Men wrapped in shawls weave bicycles through oncoming streams of rickshaws. Two-pitched car horns startle the spit from mules. Wagons of bricks rumble past, emphatic and wrestling along the road's pocked pavement. Gathered at their motorbikes, gangs of Sikh men yawn and toy beneath their fingernails, awakening in the diesel-fumed dawn. Against the wall of Lahore station – a lingering sand-brick fortress of British Imperialism parked on Pakistan's eastern border with India – the roadside swells in front of my plastic stool as the barber leans in. From the mosque's turret, a black compass point against the haze of the Punjabi plains, the muezzin sirens out the call to prayer: The holy moans of Islam coat the waking city.

No turning – his chestnut hand steadies my brow – You want to save your head? Still, still.

As his razor scrapes my jaw, the cologne of his wrist lands in my nostrils – spiced aftershave mixed with the sweat of his undershirt. His eyes are yellowed, their corners faintly blood-shot; his ebony moustache is coarse and blunt as a broom. Leaning to the barbers next to him, he exhibits the blade he's drawn. Men in coloured shalwars peer in from behind: Semi-circular, hands hooked, they are curious and indolent at the sight of me, my whiskers, the strangeness of my downhill skis propped against the station's wall.

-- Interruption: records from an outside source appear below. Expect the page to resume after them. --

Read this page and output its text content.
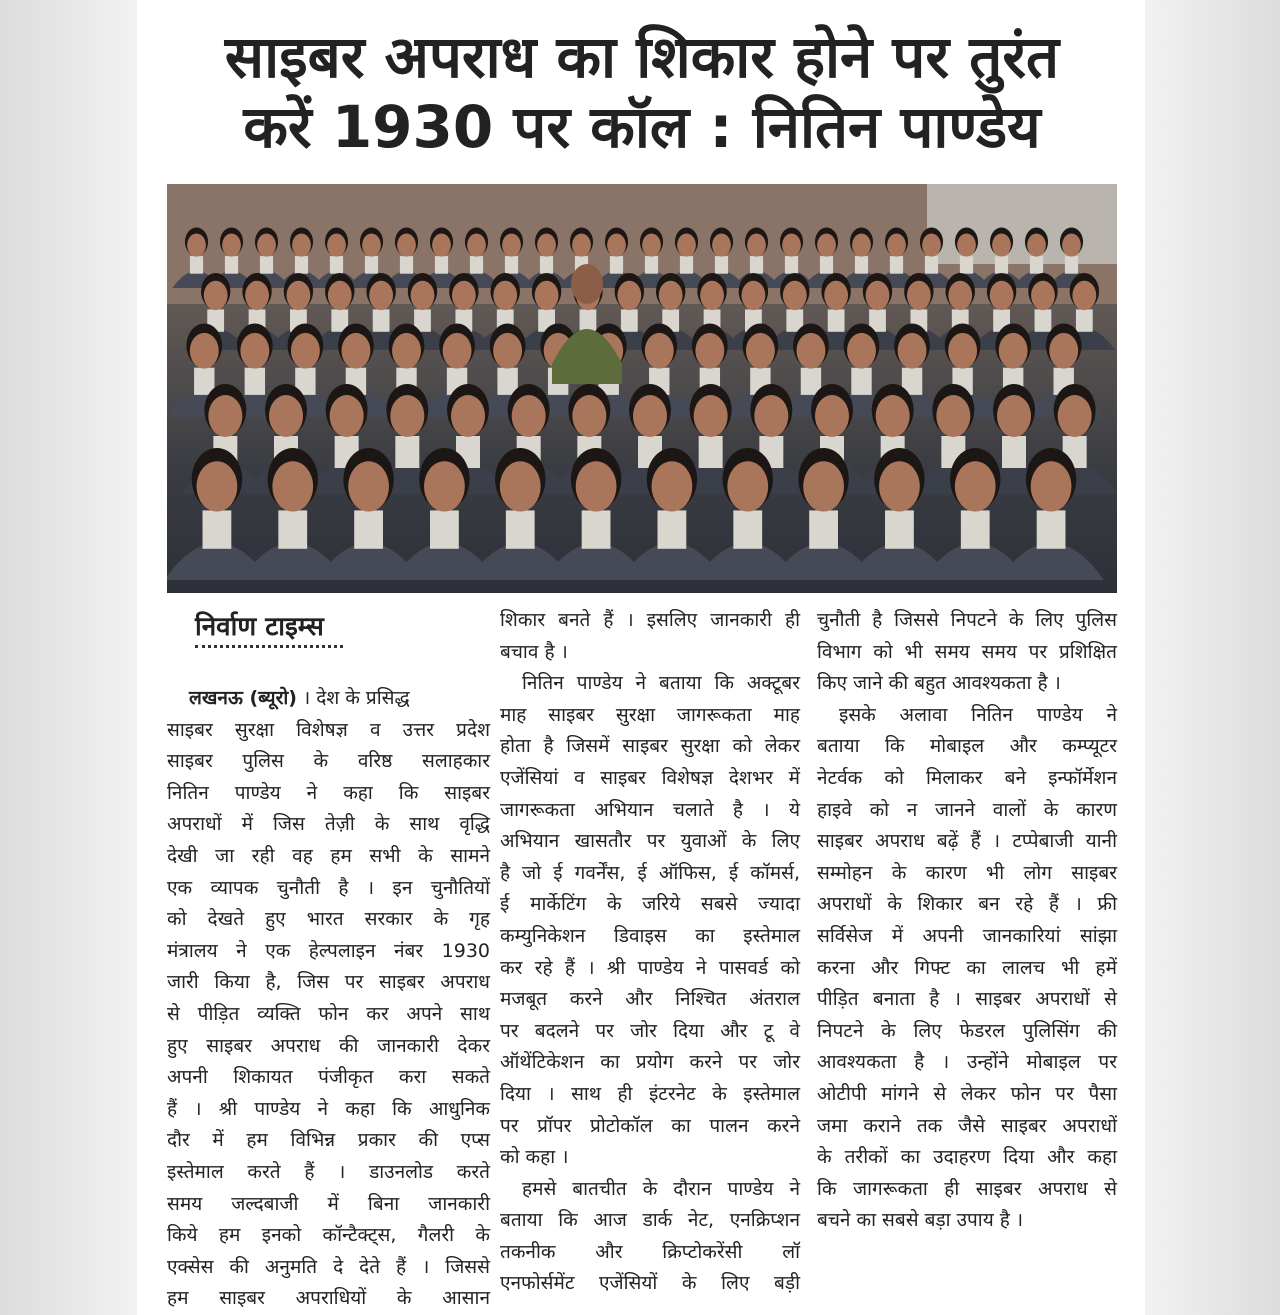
साइबर अपराध का शिकार होने पर तुरंत
करें 1930 पर कॉल : नितिन पाण्डेय
निर्वाण टाइम्स
लखनऊ (ब्यूरो) । देश के प्रसिद्ध
साइबर सुरक्षा विशेषज्ञ व उत्तर प्रदेश
साइबर पुलिस के वरिष्ठ सलाहकार
नितिन पाण्डेय ने कहा कि साइबर
अपराधों में जिस तेज़ी के साथ वृद्धि
देखी जा रही वह हम सभी के सामने
एक व्यापक चुनौती है । इन चुनौतियों
को देखते हुए भारत सरकार के गृह
मंत्रालय ने एक हेल्पलाइन नंबर 1930
जारी किया है, जिस पर साइबर अपराध
से पीड़ित व्यक्ति फोन कर अपने साथ
हुए साइबर अपराध की जानकारी देकर
अपनी शिकायत पंजीकृत करा सकते
हैं । श्री पाण्डेय ने कहा कि आधुनिक
दौर में हम विभिन्न प्रकार की एप्स
इस्तेमाल करते हैं । डाउनलोड करते
समय जल्दबाजी में बिना जानकारी
किये हम इनको कॉन्टैक्ट्स, गैलरी के
एक्सेस की अनुमति दे देते हैं । जिससे
हम साइबर अपराधियों के आसान
शिकार बनते हैं । इसलिए जानकारी ही
बचाव है ।
नितिन पाण्डेय ने बताया कि अक्टूबर
माह साइबर सुरक्षा जागरूकता माह
होता है जिसमें साइबर सुरक्षा को लेकर
एजेंसियां व साइबर विशेषज्ञ देशभर में
जागरूकता अभियान चलाते है । ये
अभियान खासतौर पर युवाओं के लिए
है जो ई गवर्नेंस, ई ऑफिस, ई कॉमर्स,
ई मार्केटिंग के जरिये सबसे ज्यादा
कम्युनिकेशन डिवाइस का इस्तेमाल
कर रहे हैं । श्री पाण्डेय ने पासवर्ड को
मजबूत करने और निश्चित अंतराल
पर बदलने पर जोर दिया और टू वे
ऑथेंटिकेशन का प्रयोग करने पर जोर
दिया । साथ ही इंटरनेट के इस्तेमाल
पर प्रॉपर प्रोटोकॉल का पालन करने
को कहा ।
हमसे बातचीत के दौरान पाण्डेय ने
बताया कि आज डार्क नेट, एनक्रिप्शन
तकनीक और क्रिप्टोकरेंसी लॉ
एनफोर्समेंट एजेंसियों के लिए बड़ी
चुनौती है जिससे निपटने के लिए पुलिस
विभाग को भी समय समय पर प्रशिक्षित
किए जाने की बहुत आवश्यकता है ।
इसके अलावा नितिन पाण्डेय ने
बताया कि मोबाइल और कम्प्यूटर
नेटर्वक को मिलाकर बने इन्फॉर्मेशन
हाइवे को न जानने वालों के कारण
साइबर अपराध बढ़ें हैं । टप्पेबाजी यानी
सम्मोहन के कारण भी लोग साइबर
अपराधों के शिकार बन रहे हैं । फ्री
सर्विसेज में अपनी जानकारियां सांझा
करना और गिफ्ट का लालच भी हमें
पीड़ित बनाता है । साइबर अपराधों से
निपटने के लिए फेडरल पुलिसिंग की
आवश्यकता है । उन्होंने मोबाइल पर
ओटीपी मांगने से लेकर फोन पर पैसा
जमा कराने तक जैसे साइबर अपराधों
के तरीकों का उदाहरण दिया और कहा
कि जागरूकता ही साइबर अपराध से
बचने का सबसे बड़ा उपाय है ।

Their notes of Urdu laughter perch on my shoulders as they study the blond stubble littering the heap of foam.

Gold beard – he wipes the razor on a scrap of cloth and brings it again to my lip.

Here is that alien bewilderment, that deeper paralysis of difference. Here the history fields still vibrate in their aftermath like the heartbeat of a bomb. It is right to have come, I affirm, wading through this strangeness alone while Adrian is still farther, stil ahead of me, settled in a guesthouse somewhere high in the Karakoram. We are ten years older and have let the drift of our lives separate us like an ice floe. Our purpose for coming, we reasoned and planned weeks earlier via email, was that once on our skis again, we might finally outrun what had chased us since high school.